Butiama Bed & Breakfast

Butiama Bed & Breakfast

Monday, 28 October 2013

Tanzania's president should earn no more than $US 700 annually. Period.

Kigoma North legislator Zitto Kabwe’s revelation of the salaries of the president, prime minister, (and ministers?) is extremely useful in some aspects. When these top leaders donate millions of shillings at fundraising events we at least can say it is income derived from legitimate sources.

Another important aspect is the right of citizens to know how their taxes are spent. It is apparently illegal for anyone to disclose the salary of a government employee. This is an archaic piece of law and it should be scrapped immediately. Elected officials get their mandate from the citizens and it is the right of citizens to know how much their government is spending including how much its leaders are earning because the amounts apportioned to specific expenditure items is an important criteria for assessing government performance.

If Zitto Kabwe (MP) is not prosecuted for breaking the law by revealing these salaries than we can safely make one or two conclusions: that – as I have already mentioned – this provision in law is politically untenable and, two, there is something hugely wrong with paying such outrageously inflated salaries. Both two remain valid, in my opinion, even if he is eventually prosecuted.

When President Kikwete so eloquently argued against accepting the demands by striking doctors for a pay rise, he publicly declared how much the doctors were earning. I supported his arguments because I felt then that the doctors were demanding too much while other government employees earned relatively less. Had I know then that the president’s salary was more than 30 million shillings ($US 18,750) per month would it have changed my view on the doctors’ demands? No it would not, but I would have questioned the sincerity of a president who was arguing that the 7 million shillings ($US 4,375) salary per month demanded by the medics was excessive.
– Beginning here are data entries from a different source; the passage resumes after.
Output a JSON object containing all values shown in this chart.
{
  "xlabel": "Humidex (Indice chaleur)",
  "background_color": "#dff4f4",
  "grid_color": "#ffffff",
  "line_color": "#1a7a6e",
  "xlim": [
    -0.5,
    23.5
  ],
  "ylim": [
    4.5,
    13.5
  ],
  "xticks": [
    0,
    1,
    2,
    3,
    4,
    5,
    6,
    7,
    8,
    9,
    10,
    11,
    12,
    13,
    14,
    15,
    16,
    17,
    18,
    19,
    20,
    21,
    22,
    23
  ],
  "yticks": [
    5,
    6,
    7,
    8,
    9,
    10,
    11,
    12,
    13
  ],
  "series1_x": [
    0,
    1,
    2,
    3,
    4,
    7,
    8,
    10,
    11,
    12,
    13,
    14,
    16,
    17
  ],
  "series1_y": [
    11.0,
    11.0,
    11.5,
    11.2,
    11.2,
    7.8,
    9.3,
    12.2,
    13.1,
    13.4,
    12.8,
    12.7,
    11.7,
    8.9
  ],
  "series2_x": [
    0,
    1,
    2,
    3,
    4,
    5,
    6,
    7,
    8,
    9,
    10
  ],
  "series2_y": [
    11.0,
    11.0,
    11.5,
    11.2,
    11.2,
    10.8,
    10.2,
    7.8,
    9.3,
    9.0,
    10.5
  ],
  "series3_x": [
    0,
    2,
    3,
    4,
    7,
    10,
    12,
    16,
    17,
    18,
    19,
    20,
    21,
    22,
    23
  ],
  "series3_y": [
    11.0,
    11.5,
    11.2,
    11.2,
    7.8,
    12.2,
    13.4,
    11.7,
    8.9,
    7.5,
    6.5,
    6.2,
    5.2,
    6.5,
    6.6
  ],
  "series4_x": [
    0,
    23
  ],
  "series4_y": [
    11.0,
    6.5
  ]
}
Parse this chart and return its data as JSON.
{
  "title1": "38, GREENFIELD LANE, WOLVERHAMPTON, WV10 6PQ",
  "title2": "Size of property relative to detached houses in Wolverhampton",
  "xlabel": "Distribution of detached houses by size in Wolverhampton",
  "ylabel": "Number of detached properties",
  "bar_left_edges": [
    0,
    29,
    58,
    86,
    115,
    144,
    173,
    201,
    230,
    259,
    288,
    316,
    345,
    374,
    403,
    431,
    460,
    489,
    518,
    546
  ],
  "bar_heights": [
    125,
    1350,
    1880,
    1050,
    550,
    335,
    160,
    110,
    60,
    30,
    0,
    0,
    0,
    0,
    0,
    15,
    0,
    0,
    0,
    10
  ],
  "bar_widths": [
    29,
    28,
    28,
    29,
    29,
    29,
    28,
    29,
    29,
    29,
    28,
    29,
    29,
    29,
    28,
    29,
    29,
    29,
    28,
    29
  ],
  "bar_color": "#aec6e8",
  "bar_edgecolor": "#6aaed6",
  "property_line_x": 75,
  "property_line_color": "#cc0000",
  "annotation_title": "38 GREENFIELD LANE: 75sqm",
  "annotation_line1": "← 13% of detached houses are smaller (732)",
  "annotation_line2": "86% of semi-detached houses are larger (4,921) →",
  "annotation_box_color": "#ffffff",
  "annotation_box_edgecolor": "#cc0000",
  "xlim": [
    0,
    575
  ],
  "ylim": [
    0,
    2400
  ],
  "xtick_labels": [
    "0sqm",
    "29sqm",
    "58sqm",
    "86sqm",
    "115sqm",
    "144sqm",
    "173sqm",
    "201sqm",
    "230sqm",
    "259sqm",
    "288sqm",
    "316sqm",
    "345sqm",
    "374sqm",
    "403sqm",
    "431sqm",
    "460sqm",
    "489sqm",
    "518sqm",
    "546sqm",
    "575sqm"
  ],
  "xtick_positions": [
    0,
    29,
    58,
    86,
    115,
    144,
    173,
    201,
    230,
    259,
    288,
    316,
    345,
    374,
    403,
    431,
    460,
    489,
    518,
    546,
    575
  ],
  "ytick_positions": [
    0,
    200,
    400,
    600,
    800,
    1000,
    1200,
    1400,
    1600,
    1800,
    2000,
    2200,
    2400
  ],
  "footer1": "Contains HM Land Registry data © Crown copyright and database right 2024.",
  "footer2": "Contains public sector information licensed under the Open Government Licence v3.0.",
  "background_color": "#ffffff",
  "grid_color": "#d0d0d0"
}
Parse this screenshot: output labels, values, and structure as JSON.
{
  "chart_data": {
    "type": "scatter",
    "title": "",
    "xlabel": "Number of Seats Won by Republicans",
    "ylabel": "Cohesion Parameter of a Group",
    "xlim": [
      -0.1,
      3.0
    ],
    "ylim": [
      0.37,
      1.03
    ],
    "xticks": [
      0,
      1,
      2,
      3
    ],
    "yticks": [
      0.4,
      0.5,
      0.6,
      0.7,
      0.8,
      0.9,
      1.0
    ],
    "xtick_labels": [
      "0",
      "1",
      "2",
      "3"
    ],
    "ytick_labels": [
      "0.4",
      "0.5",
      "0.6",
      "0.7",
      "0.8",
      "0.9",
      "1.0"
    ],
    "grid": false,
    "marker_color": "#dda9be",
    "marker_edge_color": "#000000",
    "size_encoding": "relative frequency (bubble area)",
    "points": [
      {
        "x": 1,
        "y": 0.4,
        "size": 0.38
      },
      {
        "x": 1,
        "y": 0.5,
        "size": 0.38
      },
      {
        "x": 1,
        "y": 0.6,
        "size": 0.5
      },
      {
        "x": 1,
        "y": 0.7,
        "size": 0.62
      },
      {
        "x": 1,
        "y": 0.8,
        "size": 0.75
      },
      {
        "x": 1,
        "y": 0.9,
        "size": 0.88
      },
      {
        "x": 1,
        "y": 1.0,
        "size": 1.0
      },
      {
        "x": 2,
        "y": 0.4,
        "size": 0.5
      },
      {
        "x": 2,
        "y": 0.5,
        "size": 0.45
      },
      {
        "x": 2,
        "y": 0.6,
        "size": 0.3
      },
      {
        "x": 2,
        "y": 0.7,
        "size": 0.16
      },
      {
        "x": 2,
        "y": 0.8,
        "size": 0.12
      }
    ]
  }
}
I would have placed both the president and the medics – and now the prime minister, who Zitto Kabwe says earns 26 millions shillings ($US 16,250) a month and was actively engaged in negotiations with the striking doctors – in the same basket: elected officials who earn too much and who ought to be ashamed they earn so much in such a poor country.

And that – the shame – is the issue here. It is none of any Tanzanian’s business to know how much Tanzania’s millionaires are paying themselves every month, but any politician should be aware that it is rather difficult to justify these colossal salaries. The shame is not a personal matter that is leveled at President Jakaya Kikwete, or Prime Minister Mizengo Pinda and other excessively paid public servants (including Honourable Zitto Kabwe’s colleagues in parliament who he says earn Shs.11.2 million shillings - $US 7,000 - a month) but at the institutions they lead and the pay and perks that are associated with these public offices. When you earn that much money how can you relate to a poor mother whose son has been bitten by a rabid dog and has not been able to afford Shs.7,000/- ($US 4.4) to pay for an anti-rabies injection?

The president of the United States is paid an annual salary of $US 400,000. Ours is paid the equivalent of $US 237,500. According to the InternationalMonetary Fund (IMF) the GDP of the United States in 2012, the largest economy in the world, was $US 16,244,575 million; Tanzania’s was $US 28,247 million. Tanzania’s economy was ranked 92nd in size. If we accept that an American president’s salary is modest and use the salary as a guide relative to the size of its economy, our president should earn no more than $US 700 – in a year!

I hear a huge roar of laughter at such a suggestion, but I believe if that was, indeed, the salary of the president of Tanzania, it might produce a much smaller but rather committed number of individuals who present themselves as candidates for the presidency. We are told that all personal expenses for the president are paid by the government so no president will starve in office even with a $US 700 annual salary.